Instantly a clamour arose within the chamber. But the two friends never
stayed to listen. Down the passage they sped at the double, and out into
the courtyard. Here Ruth's groom, mounted himself, was walking his
mistress's and Diana's horses up and down whilst he waited; yonder one of
Sir Edward's stable-boys was holding Mr. Wilding's roan. Two or three men
of the Somerset militia, in their red and yellow liveries, lounged by the
gates, and turned uninterested eyes upon these newcomers.
Wilding approached his wife's groom. “Get down,” he said, “I need your
horse—on the King's business. Get down, I say,” he added
impatiently, upon noting the fellow's stare, and, seizing his leg, he
helped him to dismount by almost dragging him from the saddle. “Up with
you, Nick,” said he, and Nick very promptly mounted. “Your mistress will
be here presently,” Wilding told the groom, and, turning on his heel,
strode to his own mare. A moment later Trenchard and he vanished through
the gateway with a tremendous clatter, just as the Lord-Lieutenant,
Colonel Luttrell, Sir Edward Phelips, the constable, the tything-men, Sir
Rowland, Richard, and the ladies made their appearance.

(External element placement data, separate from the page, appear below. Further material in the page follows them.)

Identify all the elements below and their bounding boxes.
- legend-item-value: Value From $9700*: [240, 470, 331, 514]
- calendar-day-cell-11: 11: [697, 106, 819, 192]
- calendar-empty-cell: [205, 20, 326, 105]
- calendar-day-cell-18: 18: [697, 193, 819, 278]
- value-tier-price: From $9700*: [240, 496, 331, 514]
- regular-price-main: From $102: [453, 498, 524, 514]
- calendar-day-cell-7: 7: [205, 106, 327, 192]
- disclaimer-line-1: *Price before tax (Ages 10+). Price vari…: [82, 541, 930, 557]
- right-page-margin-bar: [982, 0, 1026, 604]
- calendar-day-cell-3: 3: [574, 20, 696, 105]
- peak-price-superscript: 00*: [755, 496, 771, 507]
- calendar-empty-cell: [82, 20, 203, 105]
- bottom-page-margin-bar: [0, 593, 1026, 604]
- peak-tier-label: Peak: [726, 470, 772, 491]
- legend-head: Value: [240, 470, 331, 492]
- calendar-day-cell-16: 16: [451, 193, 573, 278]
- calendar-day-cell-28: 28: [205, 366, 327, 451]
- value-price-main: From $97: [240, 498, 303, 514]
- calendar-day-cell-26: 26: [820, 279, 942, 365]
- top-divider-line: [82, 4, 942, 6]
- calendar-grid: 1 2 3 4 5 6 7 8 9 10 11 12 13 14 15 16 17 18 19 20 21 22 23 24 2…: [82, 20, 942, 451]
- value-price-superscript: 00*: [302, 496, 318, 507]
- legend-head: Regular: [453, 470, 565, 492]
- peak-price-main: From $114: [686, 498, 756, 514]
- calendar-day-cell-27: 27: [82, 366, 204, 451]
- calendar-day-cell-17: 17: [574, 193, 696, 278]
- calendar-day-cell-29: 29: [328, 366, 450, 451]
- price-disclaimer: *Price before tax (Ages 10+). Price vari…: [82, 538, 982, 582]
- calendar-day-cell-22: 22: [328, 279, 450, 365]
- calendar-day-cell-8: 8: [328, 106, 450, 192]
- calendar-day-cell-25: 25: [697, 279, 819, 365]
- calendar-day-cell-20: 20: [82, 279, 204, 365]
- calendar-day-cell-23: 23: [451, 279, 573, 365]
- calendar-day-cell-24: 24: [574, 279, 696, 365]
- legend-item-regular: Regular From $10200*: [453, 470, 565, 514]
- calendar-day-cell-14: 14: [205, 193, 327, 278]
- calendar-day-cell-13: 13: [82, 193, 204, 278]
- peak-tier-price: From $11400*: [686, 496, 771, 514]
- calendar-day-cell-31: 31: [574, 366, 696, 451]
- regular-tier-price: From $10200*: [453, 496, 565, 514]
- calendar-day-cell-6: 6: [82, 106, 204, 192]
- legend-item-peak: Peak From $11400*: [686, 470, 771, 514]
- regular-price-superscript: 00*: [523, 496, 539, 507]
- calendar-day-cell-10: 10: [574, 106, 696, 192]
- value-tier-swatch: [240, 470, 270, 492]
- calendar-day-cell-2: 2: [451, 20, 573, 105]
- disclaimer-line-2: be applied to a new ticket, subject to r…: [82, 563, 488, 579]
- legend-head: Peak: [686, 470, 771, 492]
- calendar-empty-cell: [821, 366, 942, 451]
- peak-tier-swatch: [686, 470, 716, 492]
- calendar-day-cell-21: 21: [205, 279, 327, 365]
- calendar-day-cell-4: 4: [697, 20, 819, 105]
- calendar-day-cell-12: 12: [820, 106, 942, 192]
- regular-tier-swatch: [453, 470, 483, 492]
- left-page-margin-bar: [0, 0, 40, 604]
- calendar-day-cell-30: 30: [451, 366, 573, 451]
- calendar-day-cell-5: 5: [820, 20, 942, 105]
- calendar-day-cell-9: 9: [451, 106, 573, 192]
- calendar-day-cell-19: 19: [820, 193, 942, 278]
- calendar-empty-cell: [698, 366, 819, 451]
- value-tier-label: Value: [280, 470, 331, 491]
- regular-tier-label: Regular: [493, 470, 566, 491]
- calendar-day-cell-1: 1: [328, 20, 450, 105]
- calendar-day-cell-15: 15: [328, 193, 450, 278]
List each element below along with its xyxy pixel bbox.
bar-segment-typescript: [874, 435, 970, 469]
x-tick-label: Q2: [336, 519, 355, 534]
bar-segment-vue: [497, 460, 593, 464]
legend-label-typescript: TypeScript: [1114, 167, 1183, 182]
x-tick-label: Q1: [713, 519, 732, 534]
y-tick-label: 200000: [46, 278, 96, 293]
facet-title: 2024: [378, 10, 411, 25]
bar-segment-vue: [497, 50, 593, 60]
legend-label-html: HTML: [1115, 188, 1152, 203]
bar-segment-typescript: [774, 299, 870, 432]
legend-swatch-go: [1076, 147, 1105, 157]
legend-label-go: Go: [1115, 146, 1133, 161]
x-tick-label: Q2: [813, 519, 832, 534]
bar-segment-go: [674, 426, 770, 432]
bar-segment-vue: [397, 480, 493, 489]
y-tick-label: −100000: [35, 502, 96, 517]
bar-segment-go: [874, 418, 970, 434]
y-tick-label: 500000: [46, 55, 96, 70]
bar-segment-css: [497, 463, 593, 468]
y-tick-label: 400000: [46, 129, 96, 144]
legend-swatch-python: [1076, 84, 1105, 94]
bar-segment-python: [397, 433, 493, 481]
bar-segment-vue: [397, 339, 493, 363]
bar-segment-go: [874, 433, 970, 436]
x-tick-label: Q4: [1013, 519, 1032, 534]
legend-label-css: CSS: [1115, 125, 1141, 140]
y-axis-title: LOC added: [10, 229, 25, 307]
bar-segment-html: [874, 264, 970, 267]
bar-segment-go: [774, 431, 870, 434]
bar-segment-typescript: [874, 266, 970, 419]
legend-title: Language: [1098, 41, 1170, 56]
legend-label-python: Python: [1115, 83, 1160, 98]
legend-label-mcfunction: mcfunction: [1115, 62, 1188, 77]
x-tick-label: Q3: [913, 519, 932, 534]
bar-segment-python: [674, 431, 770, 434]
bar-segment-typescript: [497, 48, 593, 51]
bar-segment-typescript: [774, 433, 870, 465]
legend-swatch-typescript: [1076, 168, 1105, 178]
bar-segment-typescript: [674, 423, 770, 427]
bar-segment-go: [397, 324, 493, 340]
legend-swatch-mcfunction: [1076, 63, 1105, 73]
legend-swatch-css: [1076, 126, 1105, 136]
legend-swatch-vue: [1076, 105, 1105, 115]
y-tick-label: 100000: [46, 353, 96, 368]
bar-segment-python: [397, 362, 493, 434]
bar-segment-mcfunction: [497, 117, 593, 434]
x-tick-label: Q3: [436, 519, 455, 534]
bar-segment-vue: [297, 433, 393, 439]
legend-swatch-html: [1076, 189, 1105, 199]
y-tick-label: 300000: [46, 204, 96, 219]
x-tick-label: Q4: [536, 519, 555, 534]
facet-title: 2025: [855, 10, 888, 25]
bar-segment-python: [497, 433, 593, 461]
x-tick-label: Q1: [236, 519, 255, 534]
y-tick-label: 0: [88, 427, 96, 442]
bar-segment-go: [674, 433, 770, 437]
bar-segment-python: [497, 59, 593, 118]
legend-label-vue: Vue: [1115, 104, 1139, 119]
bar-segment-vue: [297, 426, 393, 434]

Ruth pushed her way quickly to the front. She feared lest her horse and
her cousin's being at hand might be used for the pursuit; so urging Diana
to do the same, she snatched her reins from the hands of the dumbfounded
groom and leapt nimbly to the saddle.
“After them!” roared Albemarle, and the constable with two of his men made
a dash for the gateway to raise the hue and cry, whilst the militiamen
watched them in stupid, inactive wonder. “Damnation, mistress!” thundered
the Duke in ever-increasing passion, “hold your nag! Hold your nag,
woman!” For Ruth's horse had become unmanageable, and was caracoling about
the yard between the men and the gateway in such a manner that they dared
not attempt to win past her.
“You have scared him with your bellowing,” she panted, tugging at the
bridle, and all but backed into the constable who had been endeavouring to
get round behind her. The beast continued its wild prancing, and the Duke
abated nothing in his furious profanity, until suddenly the groom, having
relinquished to Diana the reins of the other horse, sprang to Ruth's
assistance and caught her bridle in a firm grasp which brought the animal
to a standstill.
“You fool!” she hissed at him, and half raised her whip to strike, but
checked on the impulse, bethinking her in time that, after all, what the
poor lad had done he had done thinking her distressed.
The constable and a couple of his fellows won through; others were rousing
the stable and getting to horse, and in the courtyard all was bustle and
commotion. Meanwhile, however, Mr. Wilding and Trenchard had made the most
of their start, and were thundering through the town.